Pastoralism

Ten to twelve thousand years ago, at approximately the same time that agriculture emerged, a parallel specialization appeared: pastoralism, the herding of domesticated or partially domesticated animals.

Pastoralism has much more in common culturally with hunting and gathering ways of life since it is necessity to move the herds continually in search of fresh pastures making this a wandering, nomadic way of life. For Pastoralists, human and livestock populations tended to fluxuate according to shifts in climatic conditions impacting the availability of grasses. While pastoral life is demanding and often dangerous, it is, as a way of life, relatively stable over long periods of time--like hunting and gathering is. What one generation knew and did, the next generation knew and did.

 

Pastoralism tended to develop on marginal land apart from areas suitable for agriculture, often in semi-arid regions.

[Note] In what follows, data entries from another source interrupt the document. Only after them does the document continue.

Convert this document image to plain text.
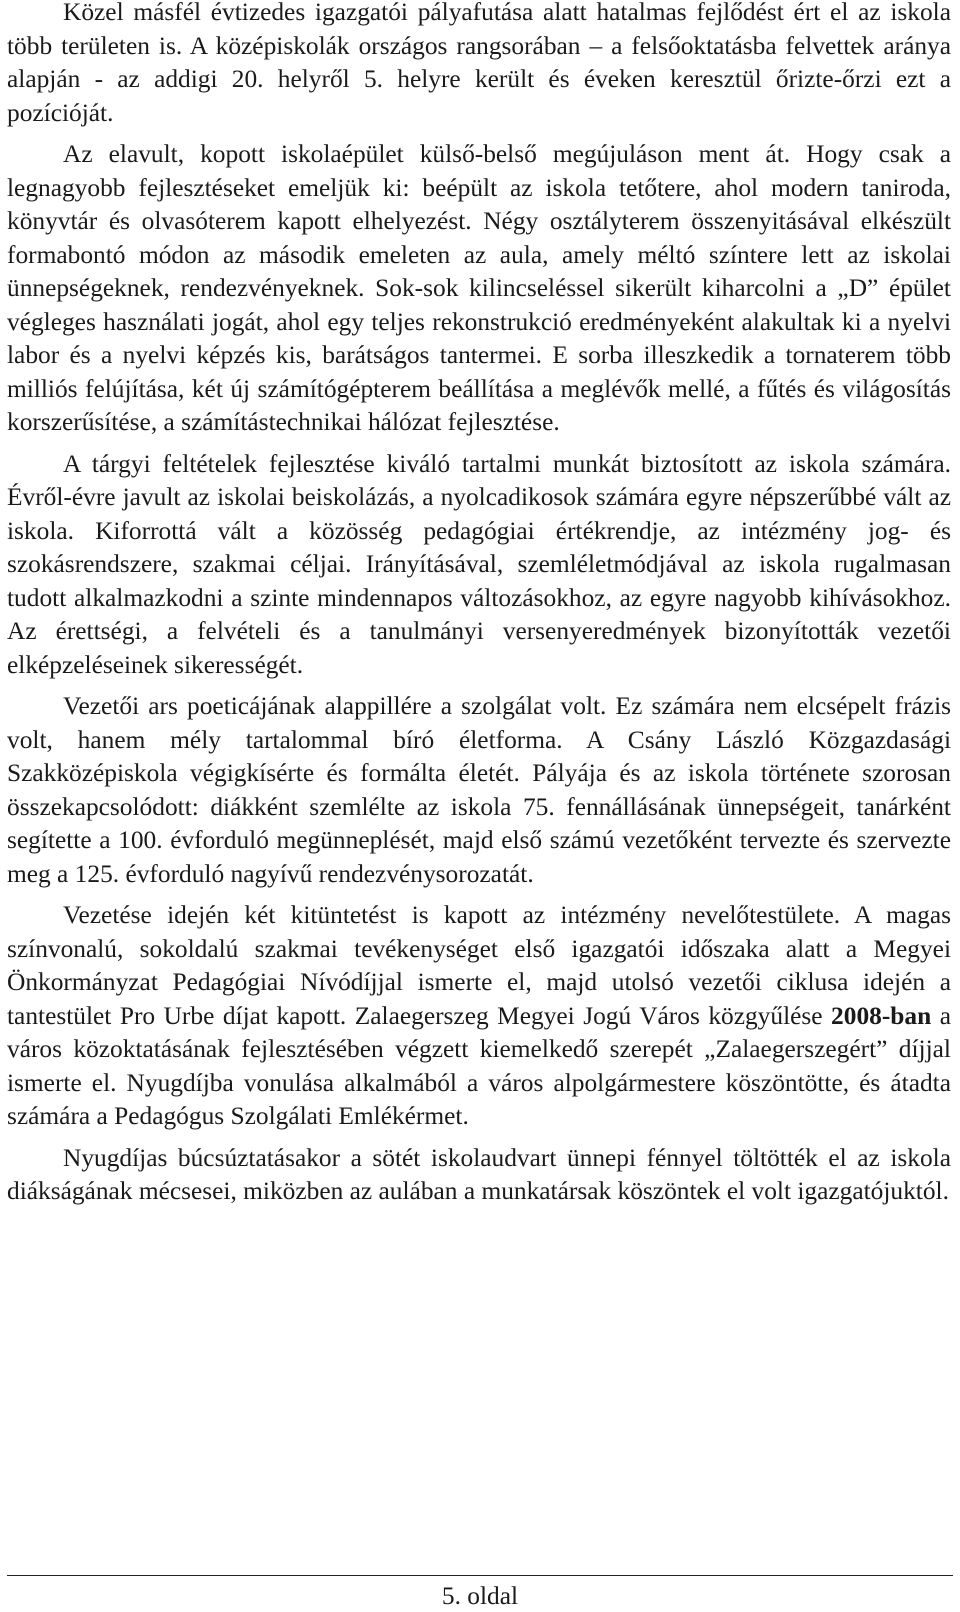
Közel másfél évtizedes igazgatói pályafutása alatt hatalmas fejlődést ért el az iskola több területen is. A középiskolák országos rangsorában – a felsőoktatásba felvettek aránya alapján - az addigi 20. helyről 5. helyre került és éveken keresztül őrizte-őrzi ezt a pozícióját.

Az elavult, kopott iskolaépület külső-belső megújuláson ment át. Hogy csak a legnagyobb fejlesztéseket emeljük ki: beépült az iskola tetőtere, ahol modern taniroda, könyvtár és olvasóterem kapott elhelyezést. Négy osztályterem összenyitásával elkészült formabontó módon az második emeleten az aula, amely méltó színtere lett az iskolai ünnepségeknek, rendezvényeknek. Sok-sok kilincseléssel sikerült kiharcolni a „D” épület végleges használati jogát, ahol egy teljes rekonstrukció eredményeként alakultak ki a nyelvi labor és a nyelvi képzés kis, barátságos tantermei. E sorba illeszkedik a tornaterem több milliós felújítása, két új számítógépterem beállítása a meglévők mellé, a fűtés és világosítás korszerűsítése, a számítástechnikai hálózat fejlesztése.

A tárgyi feltételek fejlesztése kiváló tartalmi munkát biztosított az iskola számára. Évről-évre javult az iskolai beiskolázás, a nyolcadikosok számára egyre népszerűbbé vált az iskola. Kiforrottá vált a közösség pedagógiai értékrendje, az intézmény jog- és szokásrendszere, szakmai céljai. Irányításával, szemléletmódjával az iskola rugalmasan tudott alkalmazkodni a szinte mindennapos változásokhoz, az egyre nagyobb kihívásokhoz. Az érettségi, a felvételi és a tanulmányi versenyeredmények bizonyították vezetői elképzeléseinek sikerességét.

Vezetői ars poeticájának alappillére a szolgálat volt. Ez számára nem elcsépelt frázis volt, hanem mély tartalommal bíró életforma. A Csány László Közgazdasági Szakközépiskola végigkísérte és formálta életét. Pályája és az iskola története szorosan összekapcsolódott: diákként szemlélte az iskola 75. fennállásának ünnepségeit, tanárként segítette a 100. évforduló megünneplését, majd első számú vezetőként tervezte és szervezte meg a 125. évforduló nagyívű rendezvénysorozatát.

Vezetése idején két kitüntetést is kapott az intézmény nevelőtestülete. A magas színvonalú, sokoldalú szakmai tevékenységet első igazgatói időszaka alatt a Megyei Önkormányzat Pedagógiai Nívódíjjal ismerte el, majd utolsó vezetői ciklusa idején a tantestület Pro Urbe díjat kapott. Zalaegerszeg Megyei Jogú Város közgyűlése 2008-ban a város közoktatásának fejlesztésében végzett kiemelkedő szerepét „Zalaegerszegért” díjjal ismerte el. Nyugdíjba vonulása alkalmából a város alpolgármestere köszöntötte, és átadta számára a Pedagógus Szolgálati Emlékérmet.

Nyugdíjas búcsúztatásakor a sötét iskolaudvart ünnepi fénnyel töltötték el az iskola diákságának mécsesei, miközben az aulában a munkatársak köszöntek el volt igazgatójuktól.

5. oldal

Frequently, the two ways of life, pastoralism and agriculture, were compatible, or even mutually dependent upon one another through symbiotic trade relationships. Wherever the two modes of life existed near one another, a lively trade usually sprang up between farmers who had food and other objects to exchange, and pastoral nomads, who had products such as hides, wool, meat, and/or milk.

 

 

 

With their need for widespread mobility, pastoral nomads frequently found settled agricultural groups. Raiding was an alternative to trade -- one which was tempting and often profitable. With their constantly increasing populations, agriculturalists tended to encroach on the land that could be converted agricultural purposes. This could adversely impact pastoralists who also needed that land for grazing. In other words, with these two specializations, warfare emerged and became, in some cases, common.